番号で呼ばれた彼女たちは、表情の変化を禁止されているという。
いくらかわいくても、笑うとブスになるのは嫌だからと、笑ったりする事が許せないというレグルスらしい一方的な内容だった。
でも、きっと本当は、最高の笑顔は幼馴染のあの子が持って行ったから、そもそもそれ未満でしかない表情の変化というもの自体を許せないんだろうなと、遠くで考えていた。
私は、私が居なくてももう大丈夫なのではないかと思った。
レグルスにとって、それが幸せな時間ならば私は居なくても良いだろう。
1ヶ月ほど一緒に居たが(もちろん、別の場所に宿をとってそこからレグルスの家へ行っていた。レグルスは一緒に住まないことに反対したが、何人もの人とずっと一緒にいるのはあまり得意ではなかったため、レグルスが折れたのだ)また、ひとりで自由気ままに何ものにも縛られず、強欲らしく、魔法を収集していく自由に旅に出ようと思った。
まだ見たことのない魔導書や魔法を収集したいし、新しいお嫁さんたちがレグルスの事を支えてくれるから、私がそこに居る理由がなくなったと思う。と、書き置きをして、彼が居ない間に空を飛んで領地の外へと出た。
あてもなくフラフラと旅をした。
何ヶ月か経って、気まぐれにレグルスの様子を見に行ってみるとそこには驚くほど沢山の妻がそばにいた。
でも、最初に紹介してくれた彼女たちのうち、何人かが見当たらなかったので質問したところ私が前回、書き置きだけ残して出て行ったのを、止めなかったから、機嫌を損ねたレグルスに殺されてしまったとの事だった。
私のせいで、命が消えてしまったのだ。
番号で呼ばれる彼女たちは表情ひとつ変えずに過ごしていた。
レグルスの為に、レグルスの顔をたたせる為に、完璧で満たされたレグルスの為だけに存在しているのだという。
レグルスは大きな広間に彼女たちを集めて、手をパン、パンと打った後、「僕の大切な姉さんだ。粗相がないように」と告げた。
レグルスに、魔導書の整理のために少しだけ屋敷に滞在することになると伝えると、世話係として何人かの妻をつけてくれた。
私は基本的に権能を解いて過ごしているので、睡眠や食事もとる。
美味しいものは食べたいし、ぐっすり昼まで眠るあの幸福感を味わいたいからだ。
朝起こしてもらったり、髪をとかしてもらったり、読み漁って散らかった本を集めてくれたりと甲斐甲斐しく世話をしてくれる彼女たちと、なんとなく話をしたくなった。
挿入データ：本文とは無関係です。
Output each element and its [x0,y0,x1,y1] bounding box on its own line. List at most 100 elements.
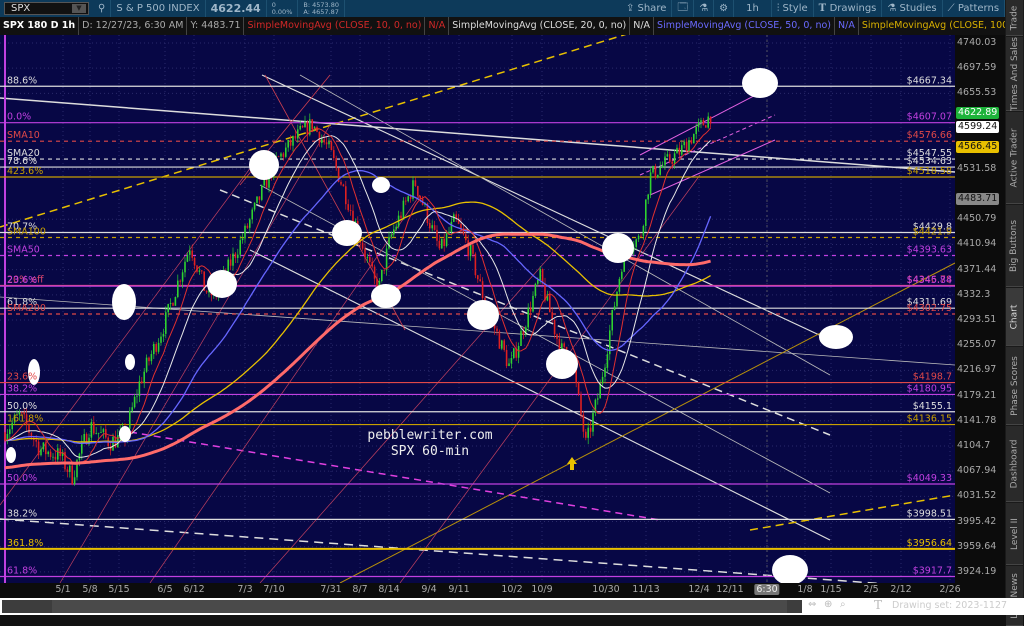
candle-body [477,275,479,280]
price-axis[interactable]: 4740.03 4697.59 4655.53 4531.58 4450.79 4410.… [955,35,1005,597]
level-fib-label: 50.0% [7,473,37,484]
candle-body [503,340,505,350]
studies-button[interactable]: ⚗ Studies [882,0,943,17]
crosshair-icon[interactable]: ⊕ [824,599,832,610]
sidebar-tab-phase-scores[interactable]: Phase Scores [1006,347,1023,425]
level-price-label: $4198.7 [913,372,952,383]
price-tick: 4067.94 [957,465,997,477]
candle-body [604,367,606,377]
sma10-legend[interactable]: SimpleMovingAvg (CLOSE, 10, 0, no) [244,17,426,35]
candle-body [688,140,690,152]
level-fib-label: 23.6% [7,372,37,383]
candle-body [261,185,263,200]
candle-body [93,421,95,434]
drawing-text-icon[interactable]: T [874,598,882,612]
price-badge: 4483.71 [956,192,1000,205]
fan-line [59,124,331,583]
candle-body [181,272,184,282]
candle-body [136,395,138,397]
candle-body [172,302,174,306]
level-price-label: $4667.34 [907,75,952,86]
candle-body [4,432,6,441]
candle-body [285,147,287,157]
price-tick: 4332.3 [957,288,991,300]
candle-body [705,125,707,128]
candle-body [697,122,700,127]
trendline [219,189,831,436]
candle-body [349,210,352,211]
sidebar-tab-big-buttons[interactable]: Big Buttons [1006,205,1023,287]
date-tick: 9/11 [448,584,470,595]
candle-body [508,363,510,367]
candle-body [179,280,181,282]
tab-label: Times And Sales [1009,36,1020,111]
candle-body [534,283,537,296]
chart-title: SPX 180 D 1h [0,17,80,35]
candle-body [52,456,54,458]
candle-body [661,165,664,168]
sidebar-tab-live-news[interactable]: Live News [1006,566,1023,626]
level-price-label: $4393.63 [907,244,952,255]
sma50-legend[interactable]: SimpleMovingAvg (CLOSE, 50, 0, no) [654,17,836,35]
settings-button[interactable]: ⚙ [714,0,735,17]
timeframe-button[interactable]: 1h [734,0,772,17]
alert-button[interactable]: 🗔 [672,0,695,17]
candle-body [47,451,49,455]
chart-canvas[interactable]: $4667.34 88.6% $4607.07 0.0% $4576.66 SMA10 $4… [0,35,955,583]
price-tick: 4655.53 [957,87,997,99]
sma20-legend[interactable]: SimpleMovingAvg (CLOSE, 20, 0, no) [449,17,631,35]
sidebar-tab-chart[interactable]: Chart [1006,288,1023,346]
horizontal-scrollbar[interactable] [2,600,802,613]
candle-body [695,126,697,135]
highlight-ellipse [467,300,499,330]
date-tick: 5/8 [82,584,98,595]
moving-averages [4,127,712,470]
change: 0 0.00% [267,0,299,17]
trendline [0,35,627,228]
candle-body [54,456,57,460]
date-axis[interactable]: 5/1 5/8 5/15 6/5 6/12 7/3 7/10 7/31 8/7 8/14 9/4 9/… [0,583,961,598]
price-chart[interactable]: $4667.34 88.6% $4607.07 0.0% $4576.66 SMA10 $4… [0,35,955,583]
candle-body [253,202,256,210]
sidebar-tab-level-ii[interactable]: Level II [1006,503,1023,565]
level-price-label: $3917.7 [913,566,952,577]
highlight-ellipse [125,354,135,370]
drawing-set-label[interactable]: Drawing set: 2023-1127 [892,600,1007,611]
zoom-icon[interactable]: ⌕ [840,599,846,610]
candle-body [340,181,342,185]
candle-body [83,434,85,442]
sidebar-tab-dashboard[interactable]: Dashboard [1006,426,1023,502]
candle-body [481,281,484,299]
studies-label: Studies [899,3,937,14]
scrollbar-thumb[interactable] [52,600,787,613]
candle-body [371,261,373,267]
sidebar-tab-active-trader[interactable]: Active Trader [1006,112,1023,204]
pan-icon[interactable]: ⇔ [808,599,816,610]
right-sidebar: Trade Times And Sales Active Trader Big But… [1005,0,1024,626]
share-button[interactable]: ⇪ Share [621,0,673,17]
link-icon[interactable]: ⚲ [93,0,112,17]
level-price-label: $3956.64 [907,538,952,549]
date-tick: 11/13 [632,584,660,595]
candle-body [97,432,100,434]
patterns-button[interactable]: ⟋ Patterns [943,0,1006,17]
candle-body [433,225,436,230]
candle-body [165,312,167,334]
flask-button[interactable]: ⚗ [694,0,715,17]
sidebar-tab-trade[interactable]: Trade [1006,0,1023,36]
sidebar-tab-times-and-sales[interactable]: Times And Sales [1006,37,1023,111]
candle-body [407,196,409,202]
candle-body [664,156,666,166]
ask: A: 4657.87 [303,7,339,16]
level-fib-label: 361.8% [7,538,43,549]
price-tick: 4450.79 [957,213,997,225]
candle-body [333,150,335,159]
candle-body [325,142,328,145]
drawings-button[interactable]: T Drawings [814,0,883,17]
sma100-legend[interactable]: SimpleMovingAvg (CLOSE, 100, 0, no) [859,17,1024,35]
drawings-label: Drawings [829,3,877,14]
style-button[interactable]: ⫶ Style [772,0,814,17]
candle-body [589,427,592,432]
candle-body [635,239,637,247]
symbol-selector[interactable]: SPX ▼ [4,2,89,15]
ねえ、よければ貴女たちの話を聴きたいんだけど、と言うと、旦那さまのお許しがないと……と、口を閉ざすので、姉である私が大丈夫と言ったら、平気だよと伝えた。
少しためらった後、ぽつぽつと答えてくれる様になった。
聞けば、妻にする際に要らないから、気に食わないからという理不尽な理由で同じ村に住む人や、家族が殺されたのだそうだ。
それも、妻全員が同じ様な境遇で娶られていると。
私は何となく、自分の村での惨状を思い出した。
同情、したのかも知れない。
それから、気紛れにレグルスが見ていないところで彼女たちの話を聴くことにした。
もちろんあのレグルスの姉ということで、表情に出さずとも皆に非常に警戒され、怖がられ、憎悪の感情を感じた。
でも、暫くすると私が危害を与えるつもりはないと分かったのか少しだけ心を開いてくれる子もいた。